From and To: Here is where you choose the beginning dates and times for your event. Click on a date and a small month-view calendar appears. Click on another date to quickly change the event to that day.
There’s a tiny convenience hidden in the time area. Click on the time in the To area, and a small menu appears that lets you add or subtract time from the currently scheduled time in half-hour increments (up to three hours). Slick.
Repeat: If you attend the same meeting (or poker game) at the same time, week after week you’ll want to familiarize yourself with the Repeat field. Click the default None entry, and from the menu you can choose how often you’d like the event to repeat—every day, every week, every month, or every year. If one of these intervals doesn’t fit the situation—you want the event to repeat every two weeks on Tuesday and Thursday, for example—choose Custom and do what needs doing.
Show As: You have two options here: Busy and Free. Choose the most appropriate.
Calendar: You can choose to attach this event to any calendar that appears in the Calendars list.
Alert: Your Mac can alert you to an upcoming event in a variety of ways. From the Alert menu you can choose Message, Message With Sound, Email, and Open File. When you select one of these items, one or more options appear below. At the very least, a time entry appears—‘15 minutes before’, for instance. You can choose a different interval by clicking on minutes before and choosing from the options ‘hours before’, ‘days before’, ‘minutes after’, ‘hours after’, ‘days after’, and ‘on date’. Click on the number that precedes one of these entries to change it to something more to your liking—30 minutes rather than 15, for example.
If you choose Message With Sound, you can select the sound you’d like to hear from a sound menu. Select Email and an email menu appears where you can choose the account you’d like the alert sent to, assuming you have more than one account listed on your contact card. (We’ll discuss the ins and outs of the Contacts app in a future lesson.) And when you select Open File, you can navigate to a file that you’d like to have automatically opened as an alert—a presentation you’re supposed to give in 15 minutes, say, or a rendition of “Take This Job and Shove It” as a reminder that you have an appointment with HR in half an hour.

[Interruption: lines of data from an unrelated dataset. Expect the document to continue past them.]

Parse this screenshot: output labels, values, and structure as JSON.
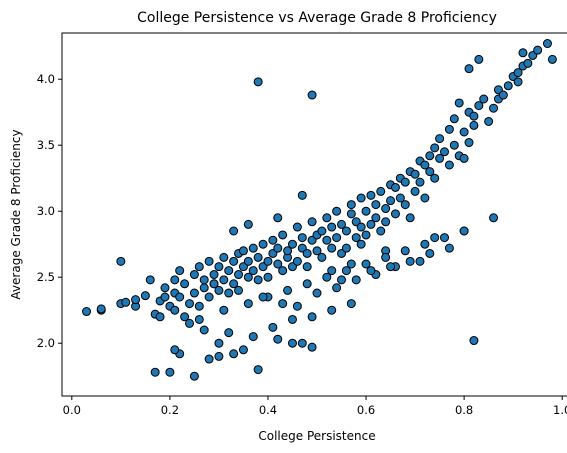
{
  "chart_data": {
    "type": "scatter",
    "title": "College Persistence vs Average Grade 8 Proficiency",
    "xlabel": "College Persistence",
    "ylabel": "Average Grade 8 Proficiency",
    "xlim": [
      -0.02,
      1.02
    ],
    "ylim": [
      1.6,
      4.35
    ],
    "xticks": [
      "0.0",
      "0.2",
      "0.4",
      "0.6",
      "0.8",
      "1.0"
    ],
    "yticks": [
      "2.0",
      "2.5",
      "3.0",
      "3.5",
      "4.0"
    ],
    "grid": false,
    "marker_face_color": "#1f77b4",
    "marker_edge_color": "#000000",
    "x": [
      0.03,
      0.06,
      0.06,
      0.1,
      0.11,
      0.13,
      0.13,
      0.15,
      0.16,
      0.17,
      0.18,
      0.18,
      0.19,
      0.19,
      0.2,
      0.21,
      0.21,
      0.21,
      0.22,
      0.22,
      0.23,
      0.23,
      0.24,
      0.25,
      0.25,
      0.26,
      0.26,
      0.27,
      0.27,
      0.28,
      0.28,
      0.29,
      0.29,
      0.3,
      0.3,
      0.31,
      0.31,
      0.32,
      0.32,
      0.33,
      0.33,
      0.34,
      0.34,
      0.35,
      0.35,
      0.36,
      0.36,
      0.37,
      0.37,
      0.38,
      0.38,
      0.39,
      0.39,
      0.4,
      0.4,
      0.41,
      0.41,
      0.42,
      0.42,
      0.43,
      0.43,
      0.44,
      0.44,
      0.45,
      0.45,
      0.46,
      0.46,
      0.47,
      0.47,
      0.48,
      0.48,
      0.49,
      0.49,
      0.5,
      0.5,
      0.51,
      0.51,
      0.52,
      0.52,
      0.53,
      0.53,
      0.54,
      0.54,
      0.55,
      0.55,
      0.56,
      0.56,
      0.57,
      0.57,
      0.58,
      0.58,
      0.59,
      0.59,
      0.6,
      0.6,
      0.61,
      0.61,
      0.62,
      0.62,
      0.63,
      0.63,
      0.64,
      0.64,
      0.65,
      0.65,
      0.66,
      0.66,
      0.67,
      0.67,
      0.68,
      0.68,
      0.69,
      0.69,
      0.7,
      0.7,
      0.71,
      0.71,
      0.72,
      0.72,
      0.73,
      0.73,
      0.74,
      0.74,
      0.75,
      0.75,
      0.76,
      0.77,
      0.77,
      0.78,
      0.78,
      0.79,
      0.79,
      0.8,
      0.8,
      0.81,
      0.81,
      0.82,
      0.82,
      0.83,
      0.84,
      0.85,
      0.86,
      0.87,
      0.87,
      0.88,
      0.89,
      0.9,
      0.91,
      0.91,
      0.92,
      0.93,
      0.94,
      0.95,
      0.97,
      0.98,
      0.1,
      0.17,
      0.2,
      0.22,
      0.25,
      0.28,
      0.3,
      0.33,
      0.35,
      0.38,
      0.42,
      0.45,
      0.47,
      0.49,
      0.49,
      0.53,
      0.55,
      0.57,
      0.59,
      0.62,
      0.64,
      0.66,
      0.71,
      0.74,
      0.8,
      0.81,
      0.82,
      0.83,
      0.86,
      0.92,
      0.26,
      0.31,
      0.36,
      0.4,
      0.44,
      0.48,
      0.52,
      0.56,
      0.6,
      0.64,
      0.68,
      0.72,
      0.76,
      0.8,
      0.29,
      0.34,
      0.39,
      0.43,
      0.46,
      0.5,
      0.54,
      0.58,
      0.61,
      0.65,
      0.69,
      0.73,
      0.77,
      0.24,
      0.27,
      0.32,
      0.37,
      0.41,
      0.45,
      0.49,
      0.53,
      0.57,
      0.21,
      0.3,
      0.38,
      0.47,
      0.33,
      0.36,
      0.42
    ],
    "y": [
      2.24,
      2.25,
      2.26,
      2.3,
      2.31,
      2.28,
      2.33,
      2.36,
      2.48,
      2.22,
      2.32,
      2.2,
      2.42,
      2.35,
      2.28,
      2.48,
      2.38,
      2.25,
      2.55,
      2.35,
      2.45,
      2.2,
      2.3,
      2.52,
      2.38,
      2.28,
      2.58,
      2.42,
      2.48,
      2.35,
      2.62,
      2.45,
      2.52,
      2.4,
      2.58,
      2.65,
      2.48,
      2.38,
      2.55,
      2.62,
      2.45,
      2.68,
      2.52,
      2.58,
      2.7,
      2.5,
      2.62,
      2.72,
      2.55,
      2.65,
      2.48,
      2.75,
      2.58,
      2.62,
      2.5,
      2.68,
      2.78,
      2.6,
      2.72,
      2.55,
      2.82,
      2.65,
      2.7,
      2.58,
      2.75,
      2.88,
      2.62,
      2.72,
      2.8,
      2.68,
      2.58,
      2.78,
      2.92,
      2.7,
      2.82,
      2.85,
      2.65,
      2.78,
      2.95,
      2.72,
      2.88,
      2.8,
      3.0,
      2.68,
      2.9,
      2.85,
      2.72,
      2.98,
      3.05,
      2.8,
      2.92,
      2.88,
      3.1,
      2.82,
      3.0,
      3.12,
      2.9,
      2.95,
      3.05,
      2.85,
      3.15,
      3.02,
      2.92,
      3.2,
      3.08,
      2.98,
      3.18,
      3.25,
      3.1,
      3.05,
      3.22,
      2.95,
      3.3,
      3.28,
      3.15,
      3.38,
      3.22,
      3.35,
      3.1,
      3.42,
      3.3,
      3.48,
      3.25,
      3.4,
      3.55,
      3.45,
      3.35,
      3.62,
      3.5,
      3.7,
      3.42,
      3.82,
      3.6,
      3.4,
      3.75,
      3.52,
      3.65,
      3.72,
      3.8,
      3.85,
      3.68,
      3.78,
      3.85,
      3.92,
      3.88,
      3.95,
      4.02,
      3.98,
      4.05,
      4.1,
      4.12,
      4.18,
      4.22,
      4.27,
      4.15,
      2.62,
      1.78,
      1.78,
      1.92,
      1.75,
      1.88,
      1.9,
      1.92,
      1.95,
      1.8,
      2.03,
      2.0,
      2.0,
      1.97,
      3.88,
      2.55,
      2.48,
      2.6,
      2.75,
      2.52,
      2.7,
      2.58,
      2.62,
      2.8,
      2.85,
      4.08,
      2.02,
      4.15,
      2.95,
      4.2,
      2.18,
      2.25,
      2.3,
      2.35,
      2.4,
      2.45,
      2.5,
      2.55,
      2.6,
      2.65,
      2.7,
      2.75,
      2.8,
      2.85,
      2.45,
      2.4,
      2.35,
      2.3,
      2.28,
      2.38,
      2.42,
      2.48,
      2.55,
      2.58,
      2.62,
      2.68,
      2.72,
      2.15,
      2.1,
      2.08,
      2.05,
      2.12,
      2.18,
      2.2,
      2.25,
      2.3,
      1.95,
      2.0,
      3.98,
      3.12,
      2.85,
      2.9,
      2.95
    ]
  }
}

Invitees: Countless studies show that meetings are most effective when attended by more than one person, and that’s why the Invitees item exists. To add someone in your list of contacts, just start typing their name. A list of suggestions will appear. From this list choose the person you’d like to add. If the person you want to invite isn’t in your contacts, just enter the complete email address. You can then choose to add them by clicking the small triangle at the end of the address and choosing Add to Contacts.

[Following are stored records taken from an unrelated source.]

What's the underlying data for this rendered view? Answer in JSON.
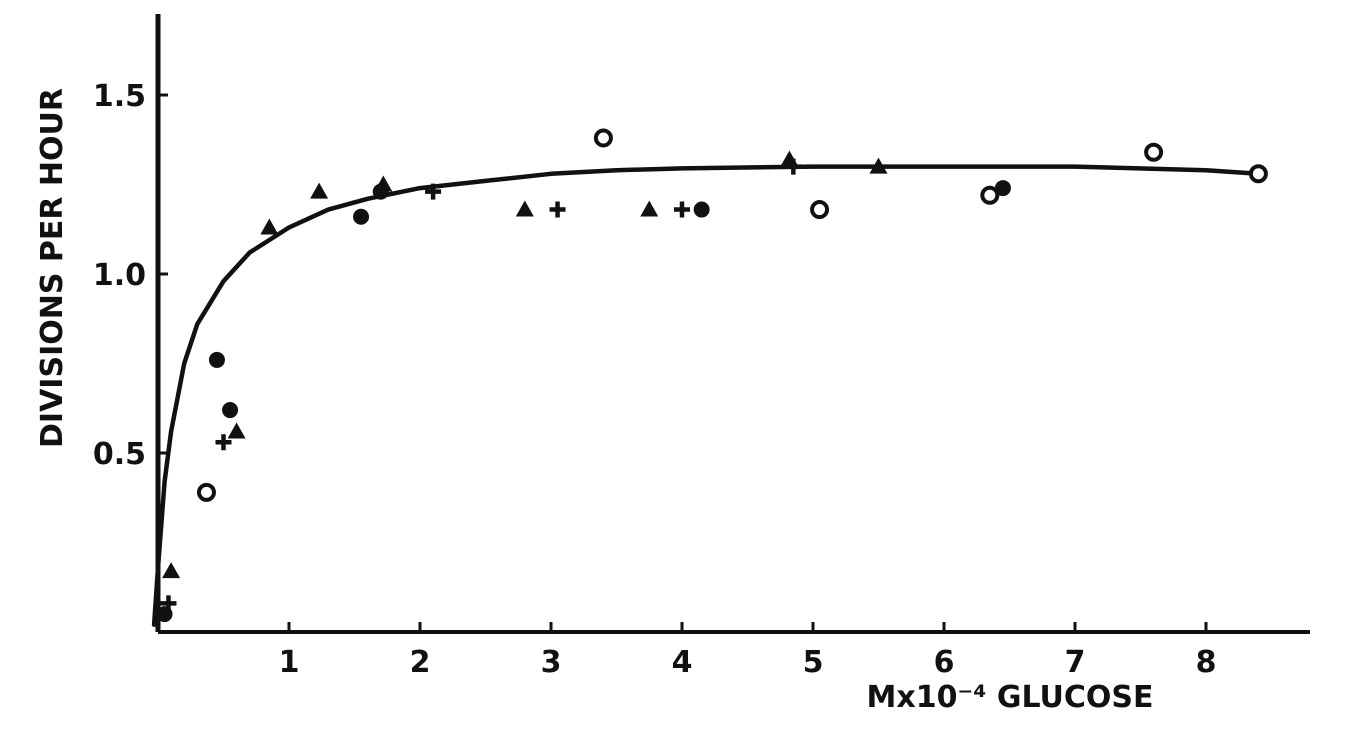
{
  "chart_data": {
    "type": "scatter",
    "title": "",
    "xlabel": "Mx10⁻⁴ GLUCOSE",
    "ylabel": "DIVISIONS PER HOUR",
    "xlim": [
      -1.0,
      8.8
    ],
    "ylim": [
      0.0,
      1.75
    ],
    "xticks": [
      {
        "value": 1,
        "label": "1"
      },
      {
        "value": 2,
        "label": "2"
      },
      {
        "value": 3,
        "label": "3"
      },
      {
        "value": 4,
        "label": "4"
      },
      {
        "value": 5,
        "label": "5"
      },
      {
        "value": 6,
        "label": "6"
      },
      {
        "value": 7,
        "label": "7"
      },
      {
        "value": 8,
        "label": "8"
      }
    ],
    "yticks": [
      {
        "value": 0.5,
        "label": "0.5"
      },
      {
        "value": 1.0,
        "label": "1.0"
      },
      {
        "value": 1.5,
        "label": "1.5"
      }
    ],
    "grid": false,
    "curve": {
      "x": [
        -0.03,
        0.0,
        0.05,
        0.1,
        0.2,
        0.3,
        0.5,
        0.7,
        1.0,
        1.3,
        1.6,
        2.0,
        2.5,
        3.0,
        3.5,
        4.0,
        5.0,
        6.0,
        7.0,
        8.0,
        8.4
      ],
      "y": [
        0.02,
        0.18,
        0.42,
        0.56,
        0.75,
        0.86,
        0.98,
        1.06,
        1.13,
        1.18,
        1.21,
        1.24,
        1.26,
        1.28,
        1.29,
        1.295,
        1.3,
        1.3,
        1.3,
        1.29,
        1.28
      ]
    },
    "series": [
      {
        "marker": "triangle",
        "points": [
          [
            0.1,
            0.17
          ],
          [
            0.6,
            0.56
          ],
          [
            0.85,
            1.13
          ],
          [
            1.23,
            1.23
          ],
          [
            1.72,
            1.25
          ],
          [
            2.8,
            1.18
          ],
          [
            3.75,
            1.18
          ],
          [
            4.82,
            1.32
          ],
          [
            5.5,
            1.3
          ]
        ]
      },
      {
        "marker": "open-circle",
        "points": [
          [
            0.37,
            0.39
          ],
          [
            3.4,
            1.38
          ],
          [
            5.05,
            1.18
          ],
          [
            6.35,
            1.22
          ],
          [
            7.6,
            1.34
          ],
          [
            8.4,
            1.28
          ]
        ]
      },
      {
        "marker": "filled-circle",
        "points": [
          [
            0.05,
            0.05
          ],
          [
            0.45,
            0.76
          ],
          [
            0.55,
            0.62
          ],
          [
            1.55,
            1.16
          ],
          [
            1.7,
            1.23
          ],
          [
            4.15,
            1.18
          ],
          [
            6.45,
            1.24
          ]
        ]
      },
      {
        "marker": "plus",
        "points": [
          [
            0.08,
            0.08
          ],
          [
            0.5,
            0.53
          ],
          [
            3.05,
            1.18
          ],
          [
            4.0,
            1.18
          ],
          [
            2.1,
            1.23
          ],
          [
            4.85,
            1.3
          ]
        ]
      }
    ]
  }
}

When you add invitees, you’ll notice that a Send button appears at the bottom of the window. This indicates that those you’ve added to the event will be notified by email. Click Send, and an invitation will wing its way to them. This invitiation includes the information you’ve added in this window, including the items I describe below. When the invitation is received, your invitees will have the option to click Accept, Decline, or Maybe buttons.
Attachments: If you attach documents to your event, they will also be sent to your invitees.
URL: You can attach Web links to your event. This might include a link to a Google map to show invitees where a meeting will be held; or it could be a link to the webinar you’ll be presenting.
Notes: The Notes field serves to provide additional information about the event. For instance, if the event is for your eyes only, you might add a couple of notes about a client’s personal interests—“Hey, Bob, how about them Brewers, eh?” And if you’re sending the event to a group of people, you can use this field to provide more details about what will happen at the event (which might motivate them to attend).
There’s more to be said about Calendar—subscribing to public calendars, sharing your calendars with others, and using other calendar services. We’ll get to all of these things in the next lesson.